Algunas imágenes aparecen bajo la puerta de entrada. Dado que no siempre paso por ahí, entretenida como estoy en la nueva habitación, a veces las encuentro cubiertas de una ligera capa de polvo, lo que me indica que han sido introducidas por la rendija hace ya algún tiempo. Otras veces aparecen en las ventanas, como si fueran palomas o drones mensajeros los encargados de depositarlas ahí, o como si fuera el viento el que, casualmente, las arrastró hasta esa ventana un día cualquiera. En ocasiones, alguna está húmeda o desteñida por el sol inclemente. Señales de que, al igual que con las imágenes de la puerta de entrada, han sido depositadas allí hace días, o semanas, o meses, o…¿años?
Pero hay otras imágenes que aparecen en los sitios más diversos de la casa: dentro de la nevera, en la cama, en la silla en la que me siento a comer, en la mesa del escritorio.
Incluso, alguna vez, ciertas imágenes han aparecido pegadas a la pantalla de mi ordenador. Recuerdo, por ejemplo, aquella del gato: estaba enrollado sobre sí mismo, como si se hubiera resignado a la muerte y hubiera dejado de huir. De no estar claramente carbonizado, parecería que estuviera durmiendo apaciblemente, como lo hace la gata con la que vivo, hecha bolita en el medio de un rayo de sol. Esta imagen, que era una postal con un sello de un pequeño pueblo del Amazonas, me había producido un especial malestar. No sabía si tomarla como una amenaza, como un presagio, o como un recuerdo de otra vida: tan profundamente resonaba en mí ese pequeño cuerpo felino. Esa imagen, que destruí inmediatamente, es la única que no guardé en las cajas donde almaceno el resto. Como si me hubiera convertido en una simple gestora de cenizas o en una cronista de la catástrofe, estoy administrando un archivo de animales muertos.
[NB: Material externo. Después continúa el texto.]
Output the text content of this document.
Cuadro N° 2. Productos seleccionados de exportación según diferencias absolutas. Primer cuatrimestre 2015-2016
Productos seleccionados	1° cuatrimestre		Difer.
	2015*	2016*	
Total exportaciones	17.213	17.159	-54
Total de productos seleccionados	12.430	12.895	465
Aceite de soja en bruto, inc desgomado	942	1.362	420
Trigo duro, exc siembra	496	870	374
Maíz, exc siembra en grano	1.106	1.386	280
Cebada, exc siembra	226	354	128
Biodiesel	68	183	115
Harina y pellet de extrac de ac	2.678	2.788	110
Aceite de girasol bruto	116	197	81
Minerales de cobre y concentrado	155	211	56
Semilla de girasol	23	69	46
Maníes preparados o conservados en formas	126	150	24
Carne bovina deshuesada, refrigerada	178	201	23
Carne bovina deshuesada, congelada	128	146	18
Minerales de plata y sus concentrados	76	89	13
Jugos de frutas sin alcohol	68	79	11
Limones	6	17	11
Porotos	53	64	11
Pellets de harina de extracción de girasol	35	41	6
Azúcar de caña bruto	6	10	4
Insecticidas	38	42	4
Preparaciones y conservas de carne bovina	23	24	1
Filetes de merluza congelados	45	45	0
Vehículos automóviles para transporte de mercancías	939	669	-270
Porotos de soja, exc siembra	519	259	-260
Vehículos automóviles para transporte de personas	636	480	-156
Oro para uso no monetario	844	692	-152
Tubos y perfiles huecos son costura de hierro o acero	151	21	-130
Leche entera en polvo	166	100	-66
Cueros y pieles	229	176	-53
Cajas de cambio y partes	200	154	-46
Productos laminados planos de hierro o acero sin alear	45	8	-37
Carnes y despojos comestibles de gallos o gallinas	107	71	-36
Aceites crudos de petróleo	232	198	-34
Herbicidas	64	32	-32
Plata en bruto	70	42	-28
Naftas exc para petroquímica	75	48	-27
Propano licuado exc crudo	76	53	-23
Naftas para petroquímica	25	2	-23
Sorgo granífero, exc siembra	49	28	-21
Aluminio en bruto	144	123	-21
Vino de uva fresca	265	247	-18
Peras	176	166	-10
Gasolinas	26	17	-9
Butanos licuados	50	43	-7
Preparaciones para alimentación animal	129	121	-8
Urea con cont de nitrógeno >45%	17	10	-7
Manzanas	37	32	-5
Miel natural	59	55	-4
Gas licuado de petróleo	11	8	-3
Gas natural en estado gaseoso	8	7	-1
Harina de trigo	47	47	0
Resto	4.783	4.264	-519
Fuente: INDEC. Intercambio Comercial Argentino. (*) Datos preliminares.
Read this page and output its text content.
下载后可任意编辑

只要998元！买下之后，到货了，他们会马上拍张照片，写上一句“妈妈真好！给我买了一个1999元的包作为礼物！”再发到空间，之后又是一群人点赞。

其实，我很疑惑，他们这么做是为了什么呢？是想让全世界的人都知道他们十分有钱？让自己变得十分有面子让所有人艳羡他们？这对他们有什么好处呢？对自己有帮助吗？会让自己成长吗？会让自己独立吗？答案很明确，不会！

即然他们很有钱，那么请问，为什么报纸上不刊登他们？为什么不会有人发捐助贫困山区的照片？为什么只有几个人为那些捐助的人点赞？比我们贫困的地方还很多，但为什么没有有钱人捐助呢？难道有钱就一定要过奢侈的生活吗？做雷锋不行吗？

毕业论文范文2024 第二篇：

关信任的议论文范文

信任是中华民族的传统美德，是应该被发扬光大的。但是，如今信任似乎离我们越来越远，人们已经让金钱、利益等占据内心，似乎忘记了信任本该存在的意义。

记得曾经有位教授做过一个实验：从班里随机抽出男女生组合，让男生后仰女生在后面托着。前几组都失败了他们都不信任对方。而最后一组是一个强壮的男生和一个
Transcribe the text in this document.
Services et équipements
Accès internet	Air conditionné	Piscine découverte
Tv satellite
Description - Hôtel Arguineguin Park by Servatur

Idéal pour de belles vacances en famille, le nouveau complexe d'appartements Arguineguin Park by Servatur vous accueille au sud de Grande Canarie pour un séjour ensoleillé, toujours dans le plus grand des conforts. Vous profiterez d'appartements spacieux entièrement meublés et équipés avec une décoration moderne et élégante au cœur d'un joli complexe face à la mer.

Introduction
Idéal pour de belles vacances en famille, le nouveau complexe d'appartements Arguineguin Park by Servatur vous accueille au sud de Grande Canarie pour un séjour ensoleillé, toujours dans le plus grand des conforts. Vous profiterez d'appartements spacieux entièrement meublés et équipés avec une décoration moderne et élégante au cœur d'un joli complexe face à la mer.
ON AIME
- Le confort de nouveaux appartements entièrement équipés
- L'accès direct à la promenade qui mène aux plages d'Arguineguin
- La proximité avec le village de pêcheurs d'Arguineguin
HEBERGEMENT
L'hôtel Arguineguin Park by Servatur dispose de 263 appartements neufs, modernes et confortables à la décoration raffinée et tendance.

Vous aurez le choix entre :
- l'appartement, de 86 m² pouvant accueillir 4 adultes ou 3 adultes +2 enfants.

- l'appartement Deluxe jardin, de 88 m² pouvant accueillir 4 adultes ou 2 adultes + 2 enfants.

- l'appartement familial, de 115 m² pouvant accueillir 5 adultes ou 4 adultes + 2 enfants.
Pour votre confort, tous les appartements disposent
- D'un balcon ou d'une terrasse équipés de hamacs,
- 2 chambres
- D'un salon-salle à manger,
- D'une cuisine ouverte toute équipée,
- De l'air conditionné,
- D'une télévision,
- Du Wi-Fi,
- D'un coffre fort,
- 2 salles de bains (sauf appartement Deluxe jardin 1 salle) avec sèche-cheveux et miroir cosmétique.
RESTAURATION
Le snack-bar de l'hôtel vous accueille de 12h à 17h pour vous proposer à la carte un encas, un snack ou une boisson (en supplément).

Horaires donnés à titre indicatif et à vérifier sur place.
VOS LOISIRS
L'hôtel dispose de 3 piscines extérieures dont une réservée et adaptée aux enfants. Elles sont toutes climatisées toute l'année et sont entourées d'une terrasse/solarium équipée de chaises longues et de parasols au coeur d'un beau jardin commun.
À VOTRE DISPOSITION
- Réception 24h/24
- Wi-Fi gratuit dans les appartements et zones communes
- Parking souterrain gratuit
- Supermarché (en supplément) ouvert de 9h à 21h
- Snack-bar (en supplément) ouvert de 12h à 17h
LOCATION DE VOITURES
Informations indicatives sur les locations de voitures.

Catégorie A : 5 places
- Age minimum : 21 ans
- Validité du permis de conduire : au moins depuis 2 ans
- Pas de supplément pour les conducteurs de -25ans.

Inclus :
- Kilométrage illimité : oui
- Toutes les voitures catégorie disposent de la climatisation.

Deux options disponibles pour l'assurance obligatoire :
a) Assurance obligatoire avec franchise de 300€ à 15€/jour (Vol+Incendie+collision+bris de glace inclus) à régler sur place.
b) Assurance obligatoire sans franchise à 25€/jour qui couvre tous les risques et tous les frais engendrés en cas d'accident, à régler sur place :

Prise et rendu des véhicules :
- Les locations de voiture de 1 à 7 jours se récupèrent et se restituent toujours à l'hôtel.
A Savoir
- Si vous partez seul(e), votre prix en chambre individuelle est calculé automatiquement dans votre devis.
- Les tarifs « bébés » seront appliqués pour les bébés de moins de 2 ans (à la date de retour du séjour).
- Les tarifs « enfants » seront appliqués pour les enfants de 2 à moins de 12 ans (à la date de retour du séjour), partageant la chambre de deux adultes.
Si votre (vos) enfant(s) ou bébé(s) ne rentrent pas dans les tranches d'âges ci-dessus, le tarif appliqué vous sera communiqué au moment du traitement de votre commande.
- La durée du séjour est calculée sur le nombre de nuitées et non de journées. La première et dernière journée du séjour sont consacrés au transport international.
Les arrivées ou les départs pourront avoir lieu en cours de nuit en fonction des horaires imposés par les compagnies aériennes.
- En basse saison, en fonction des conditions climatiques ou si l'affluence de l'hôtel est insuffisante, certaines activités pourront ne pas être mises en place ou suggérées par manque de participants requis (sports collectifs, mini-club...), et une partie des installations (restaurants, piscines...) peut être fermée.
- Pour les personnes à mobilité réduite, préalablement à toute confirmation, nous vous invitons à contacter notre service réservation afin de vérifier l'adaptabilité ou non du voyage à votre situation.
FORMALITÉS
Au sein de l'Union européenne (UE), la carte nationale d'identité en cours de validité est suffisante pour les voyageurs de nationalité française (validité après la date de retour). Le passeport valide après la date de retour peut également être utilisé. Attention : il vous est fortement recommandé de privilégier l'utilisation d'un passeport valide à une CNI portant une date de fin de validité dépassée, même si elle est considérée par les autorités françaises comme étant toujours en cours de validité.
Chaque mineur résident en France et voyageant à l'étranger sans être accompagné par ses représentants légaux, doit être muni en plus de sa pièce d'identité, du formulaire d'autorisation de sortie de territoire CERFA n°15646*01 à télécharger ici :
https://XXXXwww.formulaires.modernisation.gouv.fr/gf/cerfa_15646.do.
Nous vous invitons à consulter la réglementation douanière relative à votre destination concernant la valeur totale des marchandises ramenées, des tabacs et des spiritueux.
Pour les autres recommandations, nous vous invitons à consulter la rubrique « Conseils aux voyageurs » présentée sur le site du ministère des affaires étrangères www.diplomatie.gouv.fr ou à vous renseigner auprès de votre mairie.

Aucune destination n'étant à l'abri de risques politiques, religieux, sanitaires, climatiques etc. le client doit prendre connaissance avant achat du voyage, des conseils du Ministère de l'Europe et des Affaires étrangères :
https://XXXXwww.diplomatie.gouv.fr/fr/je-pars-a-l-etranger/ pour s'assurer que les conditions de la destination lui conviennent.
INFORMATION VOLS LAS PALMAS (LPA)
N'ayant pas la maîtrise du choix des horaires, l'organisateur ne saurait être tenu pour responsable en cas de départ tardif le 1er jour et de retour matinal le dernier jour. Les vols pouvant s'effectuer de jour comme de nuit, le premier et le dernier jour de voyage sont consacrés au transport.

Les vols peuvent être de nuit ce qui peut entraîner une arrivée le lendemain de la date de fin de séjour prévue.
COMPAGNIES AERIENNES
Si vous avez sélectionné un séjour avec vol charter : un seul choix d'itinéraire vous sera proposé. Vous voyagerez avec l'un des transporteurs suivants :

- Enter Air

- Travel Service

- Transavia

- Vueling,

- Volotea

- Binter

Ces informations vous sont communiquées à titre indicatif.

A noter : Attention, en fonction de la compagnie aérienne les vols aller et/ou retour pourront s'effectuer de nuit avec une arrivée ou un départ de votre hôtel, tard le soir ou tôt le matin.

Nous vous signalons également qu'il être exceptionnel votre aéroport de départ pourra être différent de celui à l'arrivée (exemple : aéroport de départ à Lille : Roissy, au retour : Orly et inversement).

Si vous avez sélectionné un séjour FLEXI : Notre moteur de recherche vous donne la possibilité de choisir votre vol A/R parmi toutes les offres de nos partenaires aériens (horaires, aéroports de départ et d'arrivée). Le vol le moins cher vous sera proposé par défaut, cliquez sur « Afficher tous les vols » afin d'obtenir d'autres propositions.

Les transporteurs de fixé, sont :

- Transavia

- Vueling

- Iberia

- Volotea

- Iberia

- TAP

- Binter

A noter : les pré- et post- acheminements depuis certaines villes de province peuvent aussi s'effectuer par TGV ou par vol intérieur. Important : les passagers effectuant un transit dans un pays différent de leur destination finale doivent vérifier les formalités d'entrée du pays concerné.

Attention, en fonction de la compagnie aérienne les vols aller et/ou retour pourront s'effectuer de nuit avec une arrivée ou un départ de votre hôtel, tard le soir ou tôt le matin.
Para intentar desconectar de las imágenes me he dado a la jardinería. Cuido con un delicado mimo todas y cada una de las plantas y cactus de casa. Con el confinamiento aprendí sus nombres, cómo transplantarlas, reproducirlas, sus cuidados. Desde el encierro las observo con atención comprobando la evolución de su crecimiento, se han convertido en una extensión de la casa. He aprendido a valorar cada milímetro de su crecimiento. No sé si he cuidado de ellas o si ellas me han cuidado a mí. Desde entonces, los domingos la gata y yo formamos un equipo de lo más eficaz, mientras voy regando y limpiando hojas, ella araña ramas y escarba la tierra. No sé si soy yo la que la entretengo a ella o es ella la que me entretiene a mí.
Durante el encierro se aceleró el crecimiento de las plantas, las ramas y hojas parecían haber tomado prácticamente el salón. Recuerdo la noche en la que la gata me despertó, con su nariz en mi nariz, sus ojos clavados en los míos me llevaron al salón, donde junto a ella tenía la sensación de estar en una jungla felina, se hizo un ovillo de nuevo y junto a ella dormimos en el salón, abrazadas por hojas de zamioculcas, monsteras y begonias.
Recordar esa noche hace que vuelva a aparecer una nueva imagen pegada en el espejo del salón.
Me detengo ante ella y la gata se eriza.